しかし、多様性を意識してクリエイティブを制作しても、数千次元に及ぶAIのデータ空間においては意図せず似た領域に集中してしまい、まだ検証していない「未探索領域」を把握することが困難でした。また、過去に効果が低かったクリエイティブの方向へ表現を広げてしまうこともあるなど、検証すべき方向性を正しく定めることも課題でした。
オプトは、クリエイティブにおけるAI活用の本質は、人間では解析不可能な媒体アルゴリズムを捉え、広告効果につながる表現を「正しく選ぶこと」にあると考えています。正しく選ぶ基準があって初めて、クリエイティブの大量生成や高速化が真に機能します。この考えのもと、配信実績から「未開拓クリエイティブ」を生成する機能を開発いたしました。
■ 新機能概要
・AI技術の応用により「未探索領域」を可視化する
オプト独自の膨大なクリエイティブデータを学習したAIが解析・マッピングを行い、検証済みの領域と、「未探索領域」を可視化します。各企業ごとの配信実績を読み込むことで、これまで以上に広い視野でクリエイティブの多様化を追求できます。

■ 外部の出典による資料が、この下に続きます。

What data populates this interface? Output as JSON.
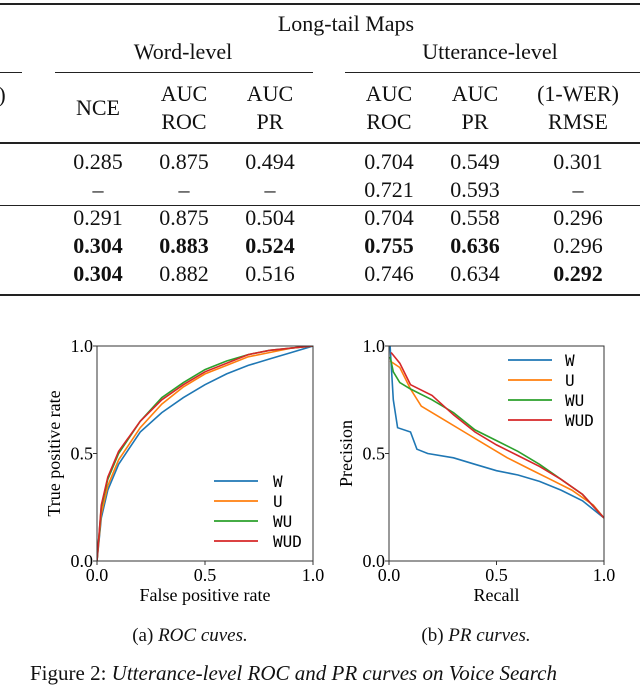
{
  "table": {
    "group_header": "Long-tail Maps",
    "subgroups": [
      "Word-level",
      "Utterance-level"
    ],
    "cut_left_header": ")",
    "columns": [
      {
        "l1": "",
        "l2": "NCE"
      },
      {
        "l1": "AUC",
        "l2": "ROC"
      },
      {
        "l1": "AUC",
        "l2": "PR"
      },
      {
        "l1": "AUC",
        "l2": "ROC"
      },
      {
        "l1": "AUC",
        "l2": "PR"
      },
      {
        "l1": "(1-WER)",
        "l2": "RMSE"
      }
    ],
    "rows": [
      {
        "cells": [
          "0.285",
          "0.875",
          "0.494",
          "0.704",
          "0.549",
          "0.301"
        ],
        "bold": [
          false,
          false,
          false,
          false,
          false,
          false
        ]
      },
      {
        "cells": [
          "–",
          "–",
          "–",
          "0.721",
          "0.593",
          "–"
        ],
        "bold": [
          false,
          false,
          false,
          false,
          false,
          false
        ]
      },
      {
        "cells": [
          "0.291",
          "0.875",
          "0.504",
          "0.704",
          "0.558",
          "0.296"
        ],
        "bold": [
          false,
          false,
          false,
          false,
          false,
          false
        ]
      },
      {
        "cells": [
          "0.304",
          "0.883",
          "0.524",
          "0.755",
          "0.636",
          "0.296"
        ],
        "bold": [
          true,
          true,
          true,
          true,
          true,
          false
        ]
      },
      {
        "cells": [
          "0.304",
          "0.882",
          "0.516",
          "0.746",
          "0.634",
          "0.292"
        ],
        "bold": [
          true,
          false,
          false,
          false,
          false,
          true
        ]
      }
    ]
  },
  "captions": {
    "a_prefix": "(a) ",
    "a_text": "ROC cuves.",
    "b_prefix": "(b) ",
    "b_text": "PR curves.",
    "figure_prefix": "Figure 2: ",
    "figure_text": "Utterance-level ROC and PR curves on Voice Search"
  },
  "chart_data": [
    {
      "type": "line",
      "title": "",
      "xlabel": "False positive rate",
      "ylabel": "True positive rate",
      "xlim": [
        0,
        1
      ],
      "ylim": [
        0,
        1
      ],
      "xticks": [
        "0.0",
        "0.5",
        "1.0"
      ],
      "yticks": [
        "0.0",
        "0.5",
        "1.0"
      ],
      "legend": "lower-right",
      "series": [
        {
          "name": "W",
          "color": "#1f77b4",
          "points": [
            [
              0,
              0
            ],
            [
              0.02,
              0.2
            ],
            [
              0.05,
              0.33
            ],
            [
              0.1,
              0.45
            ],
            [
              0.2,
              0.6
            ],
            [
              0.3,
              0.69
            ],
            [
              0.4,
              0.76
            ],
            [
              0.5,
              0.82
            ],
            [
              0.6,
              0.87
            ],
            [
              0.7,
              0.91
            ],
            [
              0.8,
              0.94
            ],
            [
              0.9,
              0.97
            ],
            [
              1,
              1
            ]
          ]
        },
        {
          "name": "U",
          "color": "#ff7f0e",
          "points": [
            [
              0,
              0
            ],
            [
              0.02,
              0.22
            ],
            [
              0.05,
              0.35
            ],
            [
              0.1,
              0.47
            ],
            [
              0.2,
              0.62
            ],
            [
              0.3,
              0.73
            ],
            [
              0.4,
              0.81
            ],
            [
              0.5,
              0.87
            ],
            [
              0.6,
              0.91
            ],
            [
              0.7,
              0.95
            ],
            [
              0.8,
              0.97
            ],
            [
              0.9,
              0.99
            ],
            [
              1,
              1
            ]
          ]
        },
        {
          "name": "WU",
          "color": "#2ca02c",
          "points": [
            [
              0,
              0
            ],
            [
              0.02,
              0.25
            ],
            [
              0.05,
              0.38
            ],
            [
              0.1,
              0.5
            ],
            [
              0.2,
              0.65
            ],
            [
              0.3,
              0.76
            ],
            [
              0.4,
              0.83
            ],
            [
              0.5,
              0.89
            ],
            [
              0.6,
              0.93
            ],
            [
              0.7,
              0.96
            ],
            [
              0.8,
              0.98
            ],
            [
              0.9,
              0.99
            ],
            [
              1,
              1
            ]
          ]
        },
        {
          "name": "WUD",
          "color": "#d62728",
          "points": [
            [
              0,
              0
            ],
            [
              0.02,
              0.26
            ],
            [
              0.05,
              0.39
            ],
            [
              0.1,
              0.51
            ],
            [
              0.2,
              0.65
            ],
            [
              0.3,
              0.75
            ],
            [
              0.4,
              0.82
            ],
            [
              0.5,
              0.88
            ],
            [
              0.6,
              0.92
            ],
            [
              0.7,
              0.96
            ],
            [
              0.8,
              0.98
            ],
            [
              0.9,
              0.99
            ],
            [
              1,
              1
            ]
          ]
        }
      ]
    },
    {
      "type": "line",
      "title": "",
      "xlabel": "Recall",
      "ylabel": "Precision",
      "xlim": [
        0,
        1
      ],
      "ylim": [
        0,
        1
      ],
      "xticks": [
        "0.0",
        "0.5",
        "1.0"
      ],
      "yticks": [
        "0.0",
        "0.5",
        "1.0"
      ],
      "legend": "upper-right",
      "series": [
        {
          "name": "W",
          "color": "#1f77b4",
          "points": [
            [
              0.005,
              1.0
            ],
            [
              0.02,
              0.75
            ],
            [
              0.04,
              0.62
            ],
            [
              0.1,
              0.6
            ],
            [
              0.13,
              0.52
            ],
            [
              0.18,
              0.5
            ],
            [
              0.3,
              0.48
            ],
            [
              0.4,
              0.45
            ],
            [
              0.5,
              0.42
            ],
            [
              0.6,
              0.4
            ],
            [
              0.7,
              0.37
            ],
            [
              0.8,
              0.33
            ],
            [
              0.9,
              0.28
            ],
            [
              1,
              0.2
            ]
          ]
        },
        {
          "name": "U",
          "color": "#ff7f0e",
          "points": [
            [
              0.005,
              0.93
            ],
            [
              0.05,
              0.9
            ],
            [
              0.1,
              0.8
            ],
            [
              0.15,
              0.72
            ],
            [
              0.25,
              0.66
            ],
            [
              0.35,
              0.6
            ],
            [
              0.45,
              0.54
            ],
            [
              0.55,
              0.48
            ],
            [
              0.65,
              0.43
            ],
            [
              0.75,
              0.38
            ],
            [
              0.85,
              0.33
            ],
            [
              0.95,
              0.26
            ],
            [
              1,
              0.2
            ]
          ]
        },
        {
          "name": "WU",
          "color": "#2ca02c",
          "points": [
            [
              0.005,
              0.95
            ],
            [
              0.02,
              0.88
            ],
            [
              0.05,
              0.83
            ],
            [
              0.1,
              0.8
            ],
            [
              0.2,
              0.75
            ],
            [
              0.3,
              0.69
            ],
            [
              0.4,
              0.61
            ],
            [
              0.5,
              0.56
            ],
            [
              0.6,
              0.51
            ],
            [
              0.7,
              0.45
            ],
            [
              0.8,
              0.38
            ],
            [
              0.9,
              0.31
            ],
            [
              1,
              0.2
            ]
          ]
        },
        {
          "name": "WUD",
          "color": "#d62728",
          "points": [
            [
              0.01,
              0.97
            ],
            [
              0.05,
              0.92
            ],
            [
              0.1,
              0.82
            ],
            [
              0.2,
              0.77
            ],
            [
              0.3,
              0.68
            ],
            [
              0.4,
              0.6
            ],
            [
              0.5,
              0.54
            ],
            [
              0.6,
              0.49
            ],
            [
              0.7,
              0.44
            ],
            [
              0.8,
              0.38
            ],
            [
              0.9,
              0.31
            ],
            [
              1,
              0.2
            ]
          ]
        }
      ]
    }
  ]
}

・配信実績をもとに「クリエイティブ表現の方向性」を特定
配信実績を解析し、効果の期待値が最も高いクリエイティブの方向性をAIが定めます。単に類似度を下げるだけではなく、「どの方向へ表現を広げるべきか」を定めることで、過去に効果が低かった方向への非効率な配信を防ぎ、特定した位置に合う特徴を持つクリエイティブをAIが生成します。

■ 期待効果
本機能を用いた未探索領域への配信戦略について、シミュレーションによる検証を行った結果、以下の期待効果が示唆されました。(※2)
・コンバージョン率(CVR):約 27% 増加
・コンバージョン単価(CPA):約 21% 改善
・効果が高いクリエイティブの特定に要する期間:約 17% 短縮

オプトは今後も、博報堂DYグループの横断的なAI専門家集団HCAI Professionalsの活動の一環として、AI技術を用いたサービスを提供し、顧客企業の持続的な事業成長の実現(LTVM)を支援してまいります。

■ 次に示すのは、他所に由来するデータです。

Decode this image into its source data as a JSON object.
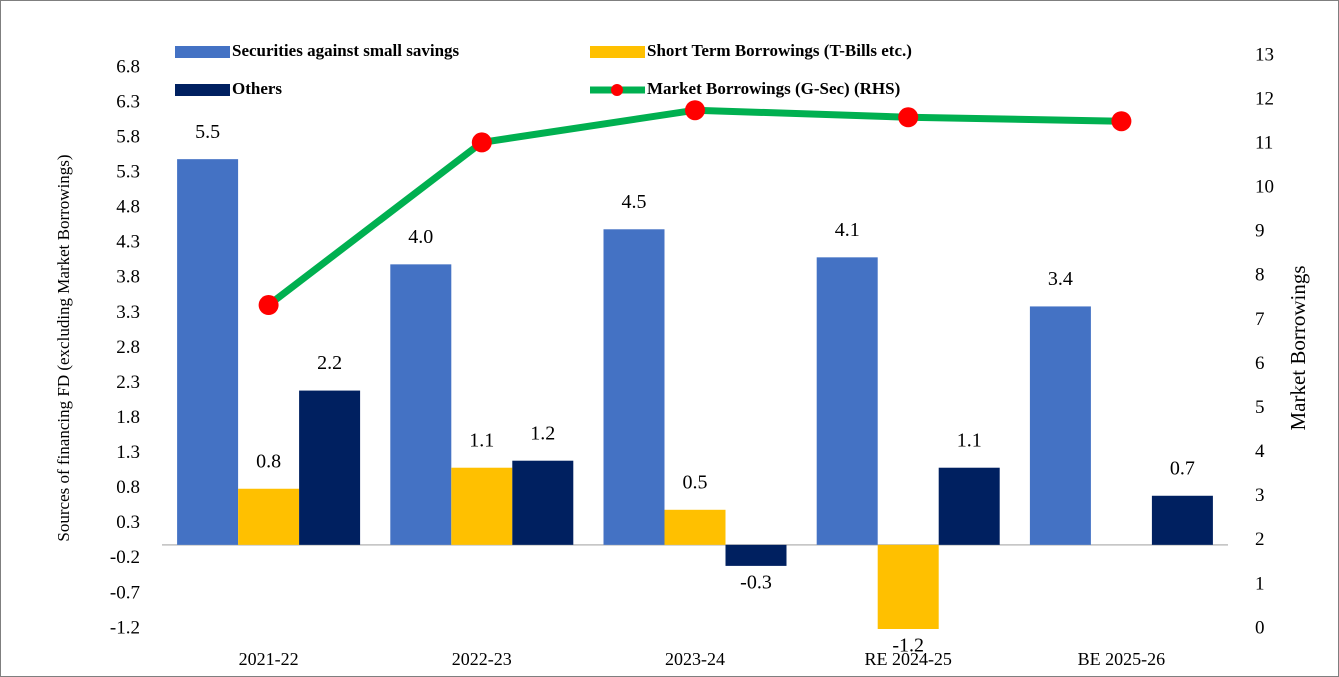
{
  "chart_data": {
    "type": "bar_line",
    "categories": [
      "2021-22",
      "2022-23",
      "2023-24",
      "RE 2024-25",
      "BE 2025-26"
    ],
    "ylabel": "Sources of  financing FD (excluding Market Borrowings)",
    "y2label": "Market Borrowings",
    "ylim": [
      -1.2,
      6.8
    ],
    "yticks": [
      -1.2,
      -0.7,
      -0.2,
      0.3,
      0.8,
      1.3,
      1.8,
      2.3,
      2.8,
      3.3,
      3.8,
      4.3,
      4.8,
      5.3,
      5.8,
      6.3,
      6.8
    ],
    "y2lim": [
      0,
      13
    ],
    "y2ticks": [
      0,
      1,
      2,
      3,
      4,
      5,
      6,
      7,
      8,
      9,
      10,
      11,
      12,
      13
    ],
    "series": [
      {
        "name": "Securities against small savings",
        "type": "bar",
        "color": "#4472c4",
        "values": [
          5.5,
          4.0,
          4.5,
          4.1,
          3.4
        ],
        "value_labels": [
          "5.5",
          "4.0",
          "4.5",
          "4.1",
          "3.4"
        ]
      },
      {
        "name": "Short Term Borrowings (T-Bills etc.)",
        "type": "bar",
        "color": "#ffc000",
        "values": [
          0.8,
          1.1,
          0.5,
          -1.2,
          null
        ],
        "value_labels": [
          "0.8",
          "1.1",
          "0.5",
          "-1.2",
          null
        ]
      },
      {
        "name": "Others",
        "type": "bar",
        "color": "#002060",
        "values": [
          2.2,
          1.2,
          -0.3,
          1.1,
          0.7
        ],
        "value_labels": [
          "2.2",
          "1.2",
          "-0.3",
          "1.1",
          "0.7"
        ]
      },
      {
        "name": "Market Borrowings (G-Sec) (RHS)",
        "type": "line",
        "axis": "y2",
        "color": "#00b050",
        "marker_color": "#ff0000",
        "values": [
          7.35,
          11.04,
          11.77,
          11.61,
          11.52
        ]
      }
    ]
  }
}
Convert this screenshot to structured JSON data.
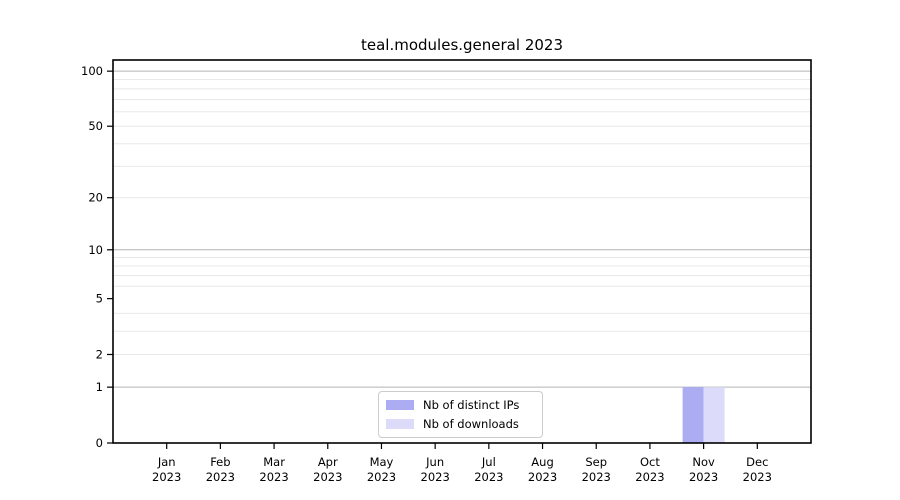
{
  "chart_data": {
    "type": "bar",
    "title": "teal.modules.general 2023",
    "categories": [
      "Jan",
      "Feb",
      "Mar",
      "Apr",
      "May",
      "Jun",
      "Jul",
      "Aug",
      "Sep",
      "Oct",
      "Nov",
      "Dec"
    ],
    "category_year": "2023",
    "x_tick_labels": [
      "Jan\n2023",
      "Feb\n2023",
      "Mar\n2023",
      "Apr\n2023",
      "May\n2023",
      "Jun\n2023",
      "Jul\n2023",
      "Aug\n2023",
      "Sep\n2023",
      "Oct\n2023",
      "Nov\n2023",
      "Dec\n2023"
    ],
    "series": [
      {
        "name": "Nb of distinct IPs",
        "color": "#acacf3",
        "values": [
          0,
          0,
          0,
          0,
          0,
          0,
          0,
          0,
          0,
          0,
          1,
          0
        ]
      },
      {
        "name": "Nb of downloads",
        "color": "#dcdcfa",
        "values": [
          0,
          0,
          0,
          0,
          0,
          0,
          0,
          0,
          0,
          0,
          1,
          0
        ]
      }
    ],
    "xlabel": "",
    "ylabel": "",
    "yscale": "log1p",
    "ylim": [
      0,
      115
    ],
    "y_tick_values": [
      0,
      1,
      2,
      5,
      10,
      20,
      50,
      100
    ],
    "y_tick_labels": [
      "0",
      "1",
      "2",
      "5",
      "10",
      "20",
      "50",
      "100"
    ],
    "major_gridline_values": [
      1,
      10,
      100
    ],
    "minor_gridline_values": [
      2,
      3,
      4,
      6,
      7,
      8,
      9,
      20,
      30,
      40,
      50,
      60,
      70,
      80,
      90
    ],
    "grid": true,
    "legend_position": "lower center"
  },
  "colors": {
    "background": "#ffffff",
    "spine": "#000000",
    "tick": "#000000",
    "tick_label": "#000000",
    "major_grid": "#b3b3b3",
    "minor_grid": "#e8e8e8",
    "legend_border": "#cccccc"
  }
}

※1 3つのAIでPDCAサイクルの質を上げ、高い広告効果を実現する広告クリエイティブ制作ソリューション「Murmuration: Sequential Generator(マーマレーション)」
https://optipschannel.opt.ne.jp/solutions/murmuration
※2 本期待効果は、広告と生活者の関心の関係を表現する学術研究を基にしたモデルを用いて、未開拓クリエイティブを活用した広告配信戦略を比較したシミュレーション結果です。理論上の試算値であり、実際の配信効果とは異なる場合があります。